Friday, 30 December 2016

New Year Honour

Another quiet day, pottering around, nothing special to do, apart from printing off my Sunday sermon and hunting down some photos I'd taken of an orchid given to Clare last year, which flowered again for the best part of six months this year also, and has only recently dropped its last dried blossom. Nothing showed on either of my Picasa photos albums, so I'd not bothered to upload them at the time. So I had to sift through my collection of SD cards, used but not re-cycled. Well, storage is so cheap nowadays, it means I can always revert to the originals, even if the majority are somewhere in the Cloud. It paid off, in this case, although it did take me a while, as I have SD cards used by four different cameras over the past four years alone, and none of them indicate the one used, until now. It's a way a whiling away the time when there's nothing better to do.

Just before sunset I went for my usual 5km walk to Blackweir Bridge around a section of Pontcanna fields. My injured knee seems almost back to normal now, and I maintained a brisk pace, covering the course in 45 minutes. The knee didn't swell afterwards, and the pain was minimal compared to the way it was in the first week of recovery when I walked this route before Christmas.

I cooked sausages for supper, veggie ones for Clare and high quality pork ones for me, also a spicy sauce we could share, and some veggies. We sat and watched an episode of Inspector George Gently afterwards, which had xenophobia and racism as its theme, set against the context of Enoch Powell's infamous 'rivers of blood' speech. The world we live in is much more ethically and culturally diverse these days, yet the same intolerance prevails, the same desire to roll the clock back to some fantasy era of pure Englishness.
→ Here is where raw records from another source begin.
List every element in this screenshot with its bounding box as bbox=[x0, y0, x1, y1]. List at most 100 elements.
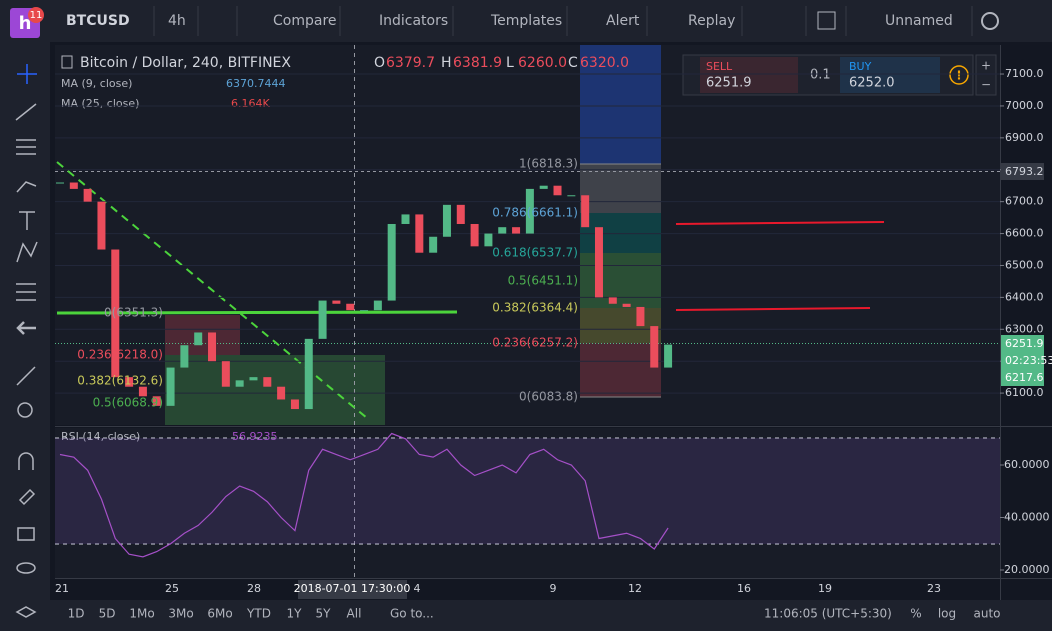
fib-label: 0.5(6068.9) bbox=[93, 396, 163, 410]
fib-zone bbox=[580, 164, 661, 213]
candle bbox=[194, 332, 203, 346]
sell-label: SELL bbox=[706, 60, 733, 73]
y-tick-label: 20.0000 bbox=[1004, 563, 1050, 576]
goto-button[interactable]: Go to... bbox=[390, 607, 434, 621]
ma-name[interactable]: MA (25, close) bbox=[61, 97, 139, 110]
candle bbox=[166, 367, 175, 406]
buy-price: 6252.0 bbox=[849, 76, 895, 91]
range-button[interactable]: All bbox=[347, 607, 362, 621]
horizontal-line bbox=[56, 310, 458, 315]
candle bbox=[373, 300, 382, 311]
toolbar-button[interactable]: Indicators bbox=[379, 13, 448, 29]
y-tick-label: 40.0000 bbox=[1004, 511, 1050, 524]
zoom-out[interactable]: − bbox=[981, 78, 991, 92]
settings-icon[interactable] bbox=[981, 12, 999, 30]
fib-zone bbox=[580, 45, 661, 164]
info-icon[interactable] bbox=[949, 65, 969, 85]
range-button[interactable]: 3Mo bbox=[168, 607, 193, 621]
y-tick-label: 7100.0 bbox=[1005, 67, 1044, 80]
fullscreen-toggle[interactable] bbox=[817, 11, 836, 30]
price-label: 6217.6 bbox=[1005, 371, 1044, 384]
candle bbox=[470, 223, 479, 247]
candle bbox=[180, 345, 189, 368]
buy-button[interactable] bbox=[840, 57, 940, 93]
range-button[interactable]: 1Mo bbox=[129, 607, 154, 621]
candle bbox=[221, 361, 230, 387]
candle bbox=[346, 303, 355, 311]
ma-value: 6370.7444 bbox=[226, 77, 286, 90]
candle bbox=[387, 223, 396, 301]
collapse-icon[interactable] bbox=[61, 55, 73, 69]
ohlc-key: C bbox=[568, 55, 578, 71]
fib-label: 1(6818.3) bbox=[519, 157, 578, 171]
candle bbox=[138, 386, 147, 397]
trend-line bbox=[56, 161, 368, 419]
y-tick-label: 6100.0 bbox=[1005, 386, 1044, 399]
scale-option[interactable]: auto bbox=[973, 607, 1000, 621]
series-title[interactable]: Bitcoin / Dollar, 240, BITFINEX bbox=[80, 55, 291, 71]
ohlc-value: 6381.9 bbox=[453, 55, 502, 71]
bottom-bar bbox=[0, 600, 1052, 631]
interval[interactable]: 4h bbox=[168, 13, 186, 29]
x-tick-label: 16 bbox=[737, 582, 751, 595]
fib-label: 0.236(6218.0) bbox=[77, 348, 163, 362]
ma-name[interactable]: MA (9, close) bbox=[61, 77, 132, 90]
fib-label: 0.618(6537.7) bbox=[492, 246, 578, 260]
left-toolbar bbox=[0, 42, 50, 600]
x-tick-label: 9 bbox=[550, 582, 557, 595]
fib-label: 0.236(6257.2) bbox=[492, 336, 578, 350]
y-tick-label: 6600.0 bbox=[1005, 227, 1044, 240]
range-button[interactable]: YTD bbox=[246, 607, 271, 621]
zoom-in[interactable]: + bbox=[981, 59, 991, 73]
sell-button[interactable] bbox=[700, 57, 798, 93]
candle bbox=[622, 303, 631, 307]
range-button[interactable]: 5D bbox=[99, 607, 116, 621]
layout-name[interactable]: Unnamed bbox=[885, 13, 953, 29]
x-tick-label: 12 bbox=[628, 582, 642, 595]
price-label: 6793.2 bbox=[1005, 165, 1044, 178]
candle bbox=[249, 377, 258, 381]
x-tick-label: 25 bbox=[165, 582, 179, 595]
scale-option[interactable]: % bbox=[910, 607, 921, 621]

Britain is much wealthier than in the sixties, yet the same wide gulf between rich and poor and the same struggle to grow confidence economically in changing times exists now as it did then. Much change in some ways, while in other ways, no change at all.

In this evening's news, Wales's finest international opera star Bryn Terfel receives a knighthood in the Queen's New Year Honours list. It's justly deserved. His musical life and work is an inspiration and an encouragement to so many people, far and wide.

Ardderchog a Llongyfarchiadau Syr Bryn!